Prior RCTs and meta-analyses have established that omega-3 PUFA supplementation was ineffective in treating depressed mood or depression in a general population. Likewise, meta-analyses have also demonstrated that although DHA-rich supplements were not as effective as antidepressants, EPA-rich or EPA-only supplement formulations were effective. Importantly, these studies reported that effective daily doses of EPA supplements can range from 1,000-4,000 mg/day.

Of the two studies comparing treatment with n-3 LC-PUFA supplements to selective serotonin reuptake inhibitors (SSRIs), comparable effect sizes were observed for EPA monotherapy and fluoxetine. Both studies found greater efficacy when an EPA-rich supplement was administered alongside SSRI treatment.

Another study evaluated the effect of EPA and DHA supplementation as compared to placebo for 12 weeks in a small sample of MDD patients who sought emergency visits to the hospital. While this treatment did not change depression severity, it reduced suicidal ideation in the LC-PUFA-treated group.

Data from interventional studies regarding the effects of PUFA treatments on suicidal behavior are scarce. Furthermore, there is considerable heterogeneity in clinical trials examining the effects of PUFAs in clinically diagnosed and self-reported symptoms of depressive disorders.

These clinical studies have also shown wide variations in PUFA composition in supplements and their bioavailability following ingestion, which appears to depend on how they are incorporated into dietary or supplementary sources. Storage conditions are also relevant, as PUFAs are vulnerable to oxidation by ultraviolet (UV) light or heat. Variability has also been attributed to genetic variations or epigenetic modifications in genes encoding proteins for PUFA metabolism, such as fatty acid desaturase (FAD).

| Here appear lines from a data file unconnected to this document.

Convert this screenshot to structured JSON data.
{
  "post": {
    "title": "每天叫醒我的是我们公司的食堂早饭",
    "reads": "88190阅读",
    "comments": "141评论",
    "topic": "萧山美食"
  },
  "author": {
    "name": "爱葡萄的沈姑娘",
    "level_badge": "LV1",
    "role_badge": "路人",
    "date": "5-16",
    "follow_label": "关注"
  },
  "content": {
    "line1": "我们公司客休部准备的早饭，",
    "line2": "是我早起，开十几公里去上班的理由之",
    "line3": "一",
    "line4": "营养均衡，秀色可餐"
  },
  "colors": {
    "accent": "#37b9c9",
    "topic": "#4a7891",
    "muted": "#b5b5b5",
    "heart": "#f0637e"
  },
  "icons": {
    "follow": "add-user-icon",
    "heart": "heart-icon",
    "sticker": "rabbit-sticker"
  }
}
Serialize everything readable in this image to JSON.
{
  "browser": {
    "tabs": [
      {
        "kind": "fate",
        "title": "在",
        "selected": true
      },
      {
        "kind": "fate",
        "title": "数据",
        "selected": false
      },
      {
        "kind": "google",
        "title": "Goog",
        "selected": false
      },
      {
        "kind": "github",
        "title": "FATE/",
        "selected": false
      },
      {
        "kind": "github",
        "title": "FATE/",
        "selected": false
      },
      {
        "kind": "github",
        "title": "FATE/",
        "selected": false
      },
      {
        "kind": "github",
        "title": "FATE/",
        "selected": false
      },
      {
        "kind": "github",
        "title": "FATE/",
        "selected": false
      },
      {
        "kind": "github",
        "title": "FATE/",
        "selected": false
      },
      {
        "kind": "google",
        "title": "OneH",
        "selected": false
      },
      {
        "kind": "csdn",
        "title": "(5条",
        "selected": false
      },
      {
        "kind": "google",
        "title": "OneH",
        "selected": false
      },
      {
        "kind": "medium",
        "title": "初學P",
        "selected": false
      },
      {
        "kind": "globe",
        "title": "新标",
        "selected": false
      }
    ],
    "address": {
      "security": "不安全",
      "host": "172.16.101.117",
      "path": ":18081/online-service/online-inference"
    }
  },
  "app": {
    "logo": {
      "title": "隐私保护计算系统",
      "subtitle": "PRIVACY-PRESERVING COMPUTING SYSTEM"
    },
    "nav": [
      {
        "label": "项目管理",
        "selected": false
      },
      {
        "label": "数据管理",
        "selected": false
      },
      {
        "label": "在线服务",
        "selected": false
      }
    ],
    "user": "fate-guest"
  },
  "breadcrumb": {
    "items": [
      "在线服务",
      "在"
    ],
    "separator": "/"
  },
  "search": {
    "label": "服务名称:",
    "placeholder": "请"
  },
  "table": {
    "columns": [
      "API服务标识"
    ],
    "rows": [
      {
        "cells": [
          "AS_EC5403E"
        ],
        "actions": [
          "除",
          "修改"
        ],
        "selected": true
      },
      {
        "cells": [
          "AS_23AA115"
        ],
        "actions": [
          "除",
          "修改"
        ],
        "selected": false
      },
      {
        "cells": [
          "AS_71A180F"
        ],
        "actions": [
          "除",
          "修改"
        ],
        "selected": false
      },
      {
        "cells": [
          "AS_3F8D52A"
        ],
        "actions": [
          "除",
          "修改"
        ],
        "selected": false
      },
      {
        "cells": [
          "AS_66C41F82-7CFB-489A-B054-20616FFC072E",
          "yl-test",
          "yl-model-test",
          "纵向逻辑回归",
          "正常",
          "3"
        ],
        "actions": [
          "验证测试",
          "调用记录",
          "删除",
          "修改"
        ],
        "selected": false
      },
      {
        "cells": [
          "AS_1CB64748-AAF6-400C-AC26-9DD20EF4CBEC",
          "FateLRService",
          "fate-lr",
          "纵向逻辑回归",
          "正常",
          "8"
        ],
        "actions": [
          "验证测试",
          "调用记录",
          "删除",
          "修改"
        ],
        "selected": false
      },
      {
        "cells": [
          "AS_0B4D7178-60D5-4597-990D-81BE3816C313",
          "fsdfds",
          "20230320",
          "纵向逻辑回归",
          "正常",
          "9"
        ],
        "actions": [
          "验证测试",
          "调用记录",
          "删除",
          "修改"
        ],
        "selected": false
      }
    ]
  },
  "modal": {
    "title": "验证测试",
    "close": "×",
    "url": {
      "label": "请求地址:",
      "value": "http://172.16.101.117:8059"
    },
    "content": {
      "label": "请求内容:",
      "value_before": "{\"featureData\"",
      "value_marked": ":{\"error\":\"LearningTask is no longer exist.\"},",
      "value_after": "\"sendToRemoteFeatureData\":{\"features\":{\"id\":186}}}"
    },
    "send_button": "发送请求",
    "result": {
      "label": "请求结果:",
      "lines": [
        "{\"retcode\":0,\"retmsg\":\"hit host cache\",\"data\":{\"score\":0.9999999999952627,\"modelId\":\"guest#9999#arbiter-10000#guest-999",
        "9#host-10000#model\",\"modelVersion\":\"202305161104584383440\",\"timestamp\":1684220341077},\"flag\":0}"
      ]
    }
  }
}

LC-PUFA mechanisms of action

Several studies have demonstrated that LC-PUFAs control cellular signaling in various brain cells through EPA and DHA uptake and esterification into plasma membrane phospholipids. Importantly, n-3 LC-PUFAs differentially manage the structure of the plasma membrane lipid raft.

Animal studies have shown that DHA manipulates the size of lipid rafts in plasma membranes. However, there is an urgent need to understand how homeostatic mechanisms reversing changes in membrane perturbation mitigate DHA-mediated changes in lipid raft organization. In an aging rat model, administration of n-3 LC-PUFAs also lowered oxidative stress in select brain regions in response to L-tyrosine. 

LC-PUFAs also play a role in various bioenergetic processes. For example, in rats, administration of n3 LC-PUFA-enriched fish oil reversed the effects mediated by increased turnover of DHA to its downstream metabolite D1. Likewise, neuroprotective effects, which were partly mediated by reduced reactive oxygen species (ROS) levels, were also reported in a rat model of amyloid beta-induced toxicity.

Conclusions

Animal-based studies have demonstrated the neurological benefits of LC-PUFA supplementation, which suppress microglial activation and subsequent neuroinflammation and ROS production and elicit effects on lipid raft regulation of monoaminergic receptors and transporters. 

However, further scientific exploration is needed to elucidate the neurobiology of LC-PUFAs regarding mood disorders and suicide risk. These studies will support personalized medicine approaches to benefit vulnerable populations based on their diet, FADS genotype, inflammatory status, and peroxidation markers.